Forgiveness and new beginnings are what the Easter story brings; Peter is not only reinstated as a disciple but in the Book of Acts he becomes a fearless and powerful preacher of the Word. The women at the tomb were broken and grieving; they had put their money, their reputation, and their lives into supporting Jesus, and thought it was all a failure.  Jesus and angels came to tell them otherwise. Jesus came to the scene of the disciples’ lackluster attempt to return to fishing and put the Spirit’s fire back into their hearts. Jesus picks them up, dusts them off and, by his presence, gives them new certainty and determination.

Easter people go way beyond the lukewarm, “Don’t worry about it,” and offer real forgiveness. They see pureness in the jumbled brokenness in people. The Easter church needs to be the place where failure can be embraced with forgiveness and love, where doubt and fear can accept truth, where our presence and support are available for those oppressed by failure.

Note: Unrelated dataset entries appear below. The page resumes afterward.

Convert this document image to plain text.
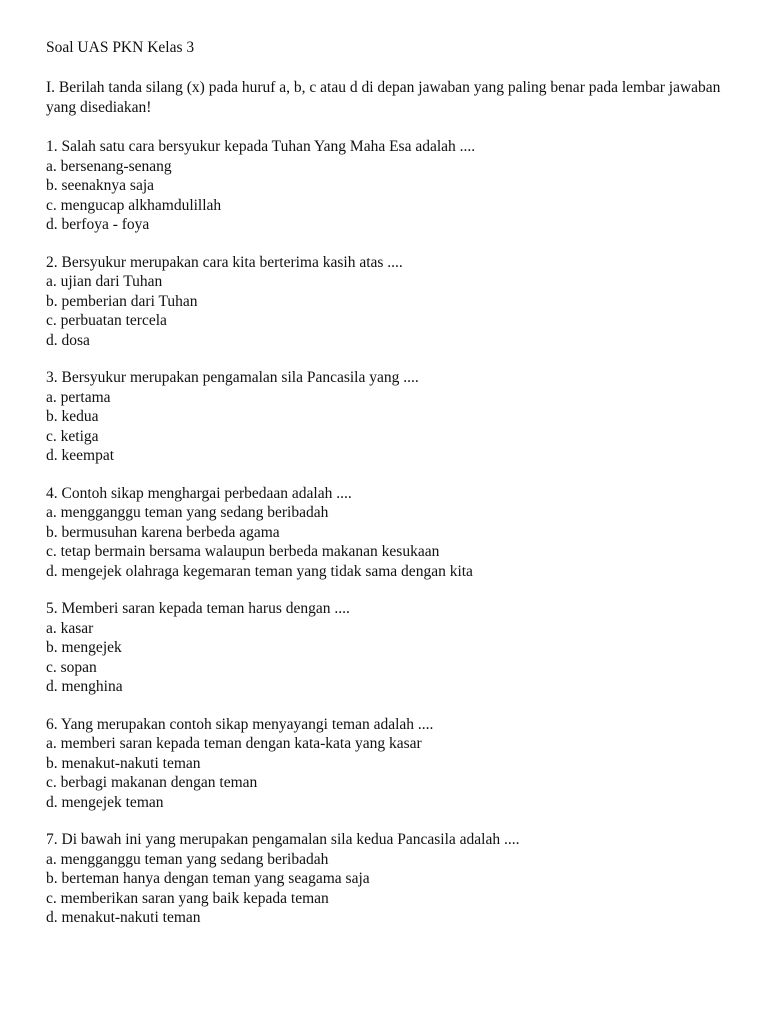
Soal UAS PKN Kelas 3
I. Berilah tanda silang (x) pada huruf a, b, c atau d di depan jawaban yang paling benar pada lembar jawaban yang disediakan!
1. Salah satu cara bersyukur kepada Tuhan Yang Maha Esa adalah ....
a. bersenang-senang
b. seenaknya saja
c. mengucap alkhamdulillah
d. berfoya - foya
2. Bersyukur merupakan cara kita berterima kasih atas ....
a. ujian dari Tuhan
b. pemberian dari Tuhan
c. perbuatan tercela
d. dosa
3. Bersyukur merupakan pengamalan sila Pancasila yang ....
a. pertama
b. kedua
c. ketiga
d. keempat
4. Contoh sikap menghargai perbedaan adalah ....
a. mengganggu teman yang sedang beribadah
b. bermusuhan karena berbeda agama
c. tetap bermain bersama walaupun berbeda makanan kesukaan
d. mengejek olahraga kegemaran teman yang tidak sama dengan kita
5. Memberi saran kepada teman harus dengan ....
a. kasar
b. mengejek
c. sopan
d. menghina
6. Yang merupakan contoh sikap menyayangi teman adalah ....
a. memberi saran kepada teman dengan kata-kata yang kasar
b. menakut-nakuti teman
c. berbagi makanan dengan teman
d. mengejek teman
7. Di bawah ini yang merupakan pengamalan sila kedua Pancasila adalah ....
a. mengganggu teman yang sedang beribadah
b. berteman hanya dengan teman yang seagama saja
c. memberikan saran yang baik kepada teman
d. menakut-nakuti teman
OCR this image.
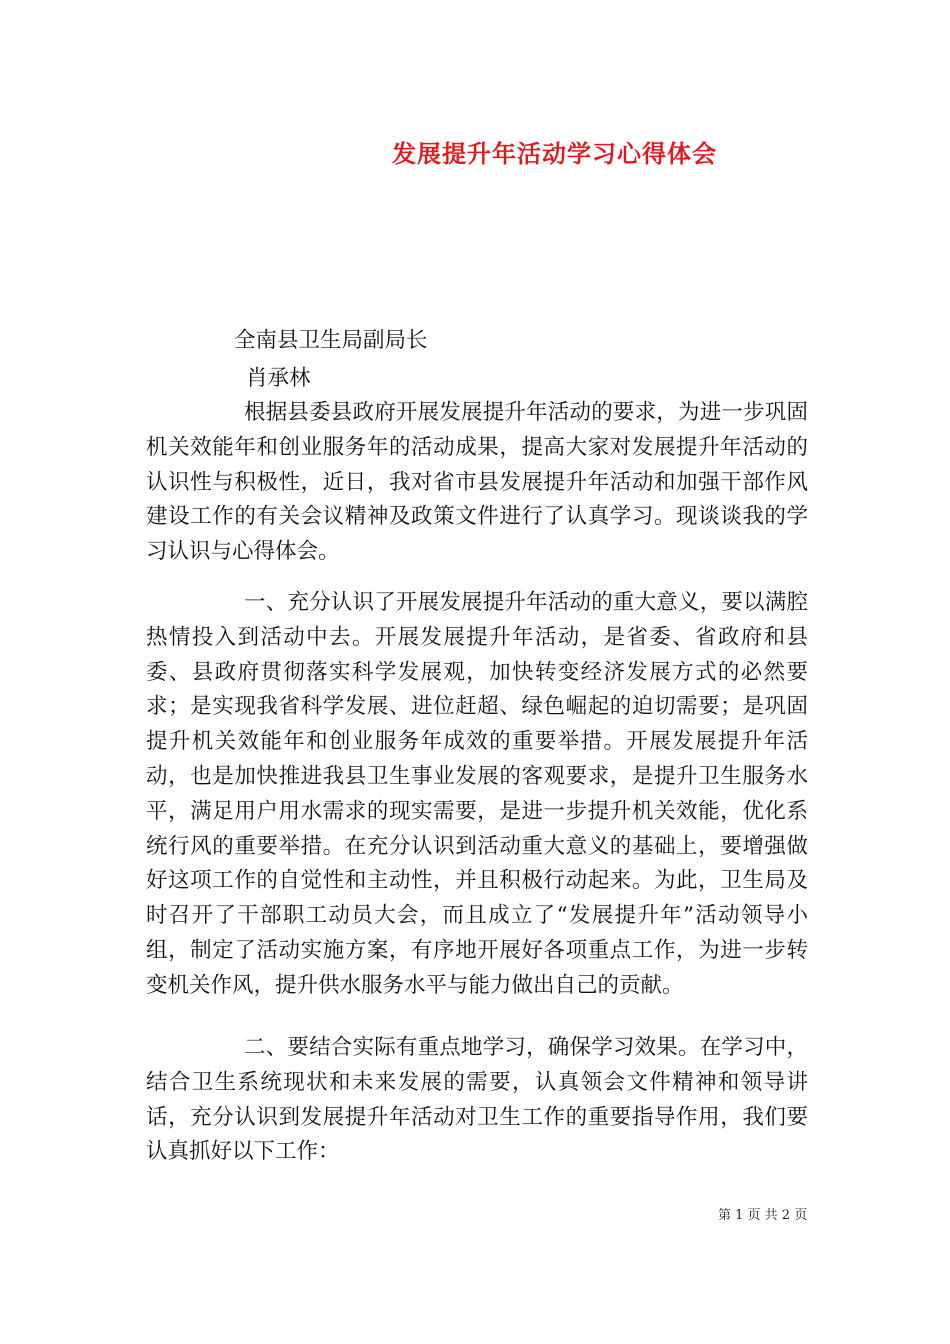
发展提升年活动学习心得体会
全南县卫生局副局长
肖承林

根据县委县政府开展发展提升年活动的要求，为进一步巩固机关效能年和创业服务年的活动成果，提高大家对发展提升年活动的认识性与积极性，近日，我对省市县发展提升年活动和加强干部作风建设工作的有关会议精神及政策文件进行了认真学习。现谈谈我的学习认识与心得体会。

一、充分认识了开展发展提升年活动的重大意义，要以满腔热情投入到活动中去。开展发展提升年活动，是省委、省政府和县委、县政府贯彻落实科学发展观，加快转变经济发展方式的必然要求；是实现我省科学发展、进位赶超、绿色崛起的迫切需要；是巩固提升机关效能年和创业服务年成效的重要举措。开展发展提升年活动，也是加快推进我县卫生事业发展的客观要求，是提升卫生服务水平，满足用户用水需求的现实需要，是进一步提升机关效能，优化系统行风的重要举措。在充分认识到活动重大意义的基础上，要增强做好这项工作的自觉性和主动性，并且积极行动起来。为此，卫生局及时召开了干部职工动员大会，而且成立了“发展提升年”活动领导小组，制定了活动实施方案，有序地开展好各项重点工作，为进一步转变机关作风，提升供水服务水平与能力做出自己的贡献。

二、要结合实际有重点地学习，确保学习效果。在学习中，结合卫生系统现状和未来发展的需要，认真领会文件精神和领导讲话，充分认识到发展提升年活动对卫生工作的重要指导作用，我们要认真抓好以下工作：

第 1 页 共 2 页
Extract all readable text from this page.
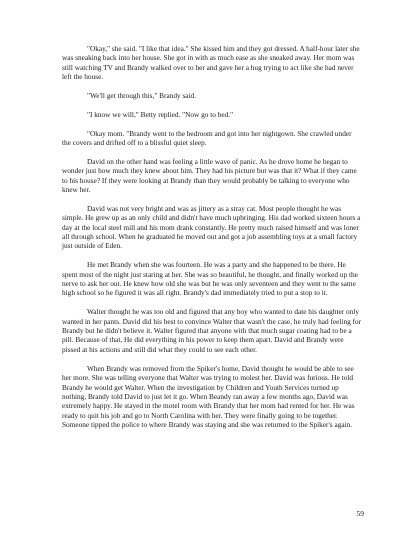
"Okay," she said. "I like that idea." She kissed him and they got dressed. A half-hour later she was sneaking back into her house. She got in with as much ease as she sneaked away. Her mom was still watching TV and Brandy walked over to her and gave her a hug trying to act like she had never left the house.

"We'll get through this," Brandy said.

"I know we will," Betty replied. "Now go to bed."

"Okay mom. "Brandy went to the bedroom and got into her nightgown. She crawled under the covers and drifted off to a blissful quiet sleep.

David on the other hand was feeling a little wave of panic. As he drove home he began to wonder just how much they knew about him. They had his picture but was that it? What if they came to his house? If they were looking at Brandy than they would probably be talking to everyone who knew her.

David was not very bright and was as jittery as a stray cat. Most people thought he was simple. He grew up as an only child and didn't have much upbringing. His dad worked sixteen hours a day at the local steel mill and his mom drank constantly. He pretty much raised himself and was loner all through school. When he graduated he moved out and got a job assembling toys at a small factory just outside of Eden.

He met Brandy when she was fourteen. He was a party and she happened to be there. He spent most of the night just staring at her. She was so beautiful, he thought, and finally worked up the nerve to ask her out. He knew how old she was but he was only seventeen and they went to the same high school so he figured it was all right. Brandy's dad immediately tried to put a stop to it.

Walter thought he was too old and figured that any boy who wanted to date his daughter only wanted in her pants. David did his best to convince Walter that wasn't the case, he truly had feeling for Brandy but he didn't believe it. Walter figured that anyone with that much sugar coating had to be a pill. Because of that, He did everything in his power to keep them apart. David and Brandy were pissed at his actions and still did what they could to see each other.

When Brandy was removed from the Spiker's home, David thought he would be able to see her more. She was telling everyone that Walter was trying to molest her. David was furious. He told Brandy he would get Walter. When the investigation by Children and Youth Services turned up nothing, Brandy told David to just let it go. When Beandy ran away a few months ago, David was extremely happy. He stayed in the motel room with Brandy that her mom had rented for her. He was ready to quit his job and go to North Carolina with her. They were finally going to be together. Someone tipped the police to where Brandy was staying and she was returned to the Spiker's again.

59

Then there is finality. Jesus always left the door open for people.  He offered choices.  He did not reject people, but probed their motivations and offered alternatives.  Even after his resurrection and Ascension, he said he would return.  He did not leave us without the Holy Spirit to guide and comfort.  There is no end to God’s love.

Finality is one of the main reasons I am in ministry. To know that our lives are important to the One who created us – makes a difference.  Knowing that the transience of the material world is not to be feared, frees me to put my time and effort into people, not product.  I can find value in how life really is, without the glitter.  I find significance in the ritual of a holy, shared meal because time and finality do not exist in the realm of an Easter faith.  I don’t need my name engraved on a brass plaque, for my eternity will be found in union with God and in the love of God I share with God’s people.

The Easter church thinks in terms of eternity, so personality differences and petty disagreements shrink in importance. When we can keep in touch with Jesus’ humility, it becomes natural to treat others as more important than ourselves.  When we can operate out of that humility, our lives move people to want the faith we have and we get to share our joy with them.

In the weeks ahead, each of us will have opportunities to silence the fears of futility, failure and finality. May the Spirit of the Risen Christ lead you to bring hope, joy and love to all you meet.